Why is this? Because other people LOVE to talk about THEMSELVES! Whether they’re discussing how they found their position, what their role in the company is or their plans for the future, it’s all about THEM and you’ve just given them permission to be on center stage. Now, you’re in the admirable position of just listening and asking clarifying questions.
However, after speaking with someone be sure to locate a quiet corner of the room to write down what you’ve learned. Don’t expect to come home with a basket full of job leads: it doesn’t work quite that way. However, you WILL come home with detailed knowledge about a variety of people and their professional experiences which will make you a much more efficient job seeker.
Note that during a network event, it’s generally bes to avoid the “J”: word (J-O-B) altogether because it is your goal is to learn about everyone else. By following this advice, it’s pretty much a foregone conclusion that the people you’ll meet will remember you as being ‘that nice guy’ they talked to….because you were probably the ONLY person in the room who DIDN’T want to sell them something!

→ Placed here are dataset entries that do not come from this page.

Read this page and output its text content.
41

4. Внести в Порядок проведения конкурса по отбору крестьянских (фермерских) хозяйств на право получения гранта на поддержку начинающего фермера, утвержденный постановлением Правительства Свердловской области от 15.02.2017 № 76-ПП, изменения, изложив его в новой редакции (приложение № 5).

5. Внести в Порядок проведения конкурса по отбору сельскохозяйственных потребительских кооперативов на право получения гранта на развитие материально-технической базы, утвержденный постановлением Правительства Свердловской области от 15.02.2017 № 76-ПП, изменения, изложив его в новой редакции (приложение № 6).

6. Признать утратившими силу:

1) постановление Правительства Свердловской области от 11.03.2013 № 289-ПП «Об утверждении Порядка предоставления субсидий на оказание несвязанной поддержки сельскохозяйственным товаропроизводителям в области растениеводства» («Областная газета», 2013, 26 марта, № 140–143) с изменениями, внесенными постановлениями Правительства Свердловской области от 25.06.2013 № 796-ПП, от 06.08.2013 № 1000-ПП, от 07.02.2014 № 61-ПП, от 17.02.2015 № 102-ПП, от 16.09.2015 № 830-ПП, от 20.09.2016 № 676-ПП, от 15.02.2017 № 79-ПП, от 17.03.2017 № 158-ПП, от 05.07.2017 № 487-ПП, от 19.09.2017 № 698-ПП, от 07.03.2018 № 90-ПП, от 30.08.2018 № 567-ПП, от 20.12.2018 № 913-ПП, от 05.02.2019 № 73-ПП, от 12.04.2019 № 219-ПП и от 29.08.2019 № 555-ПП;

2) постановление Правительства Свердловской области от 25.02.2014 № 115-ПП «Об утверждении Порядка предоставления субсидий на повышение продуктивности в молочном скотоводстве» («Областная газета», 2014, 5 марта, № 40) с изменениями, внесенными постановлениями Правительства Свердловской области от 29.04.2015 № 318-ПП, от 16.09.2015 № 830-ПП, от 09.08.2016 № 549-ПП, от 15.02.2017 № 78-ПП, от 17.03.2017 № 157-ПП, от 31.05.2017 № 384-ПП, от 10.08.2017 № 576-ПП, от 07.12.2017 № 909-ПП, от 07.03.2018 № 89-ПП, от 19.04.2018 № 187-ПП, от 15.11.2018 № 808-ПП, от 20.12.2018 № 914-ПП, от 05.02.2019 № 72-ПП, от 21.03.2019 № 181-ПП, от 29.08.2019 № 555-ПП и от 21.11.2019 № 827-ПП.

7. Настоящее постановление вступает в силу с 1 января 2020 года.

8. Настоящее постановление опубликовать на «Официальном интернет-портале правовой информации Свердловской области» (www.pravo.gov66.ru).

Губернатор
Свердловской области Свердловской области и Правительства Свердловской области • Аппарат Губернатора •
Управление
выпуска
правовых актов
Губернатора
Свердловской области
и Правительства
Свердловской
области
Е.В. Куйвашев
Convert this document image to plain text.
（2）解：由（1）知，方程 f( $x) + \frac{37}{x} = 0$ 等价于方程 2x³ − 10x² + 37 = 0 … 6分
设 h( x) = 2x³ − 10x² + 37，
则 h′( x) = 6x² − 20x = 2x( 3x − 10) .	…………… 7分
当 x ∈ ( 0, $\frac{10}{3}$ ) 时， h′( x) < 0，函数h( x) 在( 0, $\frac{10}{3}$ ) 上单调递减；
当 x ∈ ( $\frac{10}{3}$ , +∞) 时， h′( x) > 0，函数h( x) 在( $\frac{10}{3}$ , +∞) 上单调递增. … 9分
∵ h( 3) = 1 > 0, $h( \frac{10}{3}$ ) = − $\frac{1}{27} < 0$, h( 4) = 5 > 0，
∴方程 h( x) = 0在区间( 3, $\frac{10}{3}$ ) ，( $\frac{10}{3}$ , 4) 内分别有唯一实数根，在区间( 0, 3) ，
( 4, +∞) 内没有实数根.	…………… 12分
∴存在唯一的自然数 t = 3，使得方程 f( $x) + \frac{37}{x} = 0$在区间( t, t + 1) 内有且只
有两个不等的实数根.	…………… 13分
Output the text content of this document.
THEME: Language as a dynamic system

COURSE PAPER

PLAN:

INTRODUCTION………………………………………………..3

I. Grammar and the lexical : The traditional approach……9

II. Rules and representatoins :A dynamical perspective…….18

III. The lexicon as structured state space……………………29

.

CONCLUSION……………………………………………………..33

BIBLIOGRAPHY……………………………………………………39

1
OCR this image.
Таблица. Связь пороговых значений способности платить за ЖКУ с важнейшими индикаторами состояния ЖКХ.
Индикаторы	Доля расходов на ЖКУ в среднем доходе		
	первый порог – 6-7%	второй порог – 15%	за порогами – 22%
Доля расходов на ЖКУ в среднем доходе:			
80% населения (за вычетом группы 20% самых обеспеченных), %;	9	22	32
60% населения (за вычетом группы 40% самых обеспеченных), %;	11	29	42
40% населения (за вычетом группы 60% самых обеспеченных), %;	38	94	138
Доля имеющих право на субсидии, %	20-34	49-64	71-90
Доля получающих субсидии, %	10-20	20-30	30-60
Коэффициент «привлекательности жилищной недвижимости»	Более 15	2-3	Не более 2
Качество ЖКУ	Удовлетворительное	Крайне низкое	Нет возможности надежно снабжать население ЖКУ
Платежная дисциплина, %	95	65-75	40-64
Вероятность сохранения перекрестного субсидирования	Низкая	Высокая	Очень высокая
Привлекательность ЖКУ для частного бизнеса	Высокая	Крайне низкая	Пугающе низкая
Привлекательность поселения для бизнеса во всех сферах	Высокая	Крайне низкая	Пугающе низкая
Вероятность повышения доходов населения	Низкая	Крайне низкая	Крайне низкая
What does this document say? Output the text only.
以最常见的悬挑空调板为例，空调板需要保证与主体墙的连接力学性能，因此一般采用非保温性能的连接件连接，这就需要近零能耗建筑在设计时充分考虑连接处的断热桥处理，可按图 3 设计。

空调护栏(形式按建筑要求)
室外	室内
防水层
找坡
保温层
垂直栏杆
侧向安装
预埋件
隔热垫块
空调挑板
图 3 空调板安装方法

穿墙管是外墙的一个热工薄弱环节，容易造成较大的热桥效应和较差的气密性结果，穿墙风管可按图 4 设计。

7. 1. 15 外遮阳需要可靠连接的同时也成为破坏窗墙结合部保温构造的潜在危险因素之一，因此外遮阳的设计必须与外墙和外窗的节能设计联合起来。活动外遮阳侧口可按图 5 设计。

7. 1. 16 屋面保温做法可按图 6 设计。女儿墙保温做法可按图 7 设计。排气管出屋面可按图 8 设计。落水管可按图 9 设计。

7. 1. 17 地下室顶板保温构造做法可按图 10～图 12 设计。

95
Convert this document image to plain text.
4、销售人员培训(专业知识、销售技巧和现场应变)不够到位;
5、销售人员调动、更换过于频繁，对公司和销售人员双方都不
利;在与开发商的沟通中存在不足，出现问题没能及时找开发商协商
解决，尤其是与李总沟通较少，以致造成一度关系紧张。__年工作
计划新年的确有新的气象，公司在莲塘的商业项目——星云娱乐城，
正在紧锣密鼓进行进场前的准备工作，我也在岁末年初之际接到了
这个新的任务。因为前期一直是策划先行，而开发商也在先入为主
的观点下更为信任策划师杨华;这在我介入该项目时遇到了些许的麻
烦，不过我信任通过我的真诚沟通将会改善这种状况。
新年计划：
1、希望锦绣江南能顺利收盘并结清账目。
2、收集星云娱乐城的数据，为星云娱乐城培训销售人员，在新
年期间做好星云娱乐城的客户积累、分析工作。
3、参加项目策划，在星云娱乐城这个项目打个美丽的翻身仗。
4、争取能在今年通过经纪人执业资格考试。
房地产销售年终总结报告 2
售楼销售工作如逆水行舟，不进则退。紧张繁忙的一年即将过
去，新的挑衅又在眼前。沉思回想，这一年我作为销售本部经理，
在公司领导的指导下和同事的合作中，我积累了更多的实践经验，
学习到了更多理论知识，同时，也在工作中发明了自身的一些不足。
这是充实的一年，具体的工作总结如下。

After your meeting is over, transcribe your handwritten notes on each conversation. The best way to do this is to put it into Excel where each field is searchable. And, don’t forget to send the obligatory thank you note: “Dear Bob: I write to thank you for the fascinating discussions we had about your company’s left-handed fishing rods. I learned a lot and enjoyed chatting with you. I will look forward to seeing you again.”
Now, wasn’t that a distinctly less painful way to get through a networking event?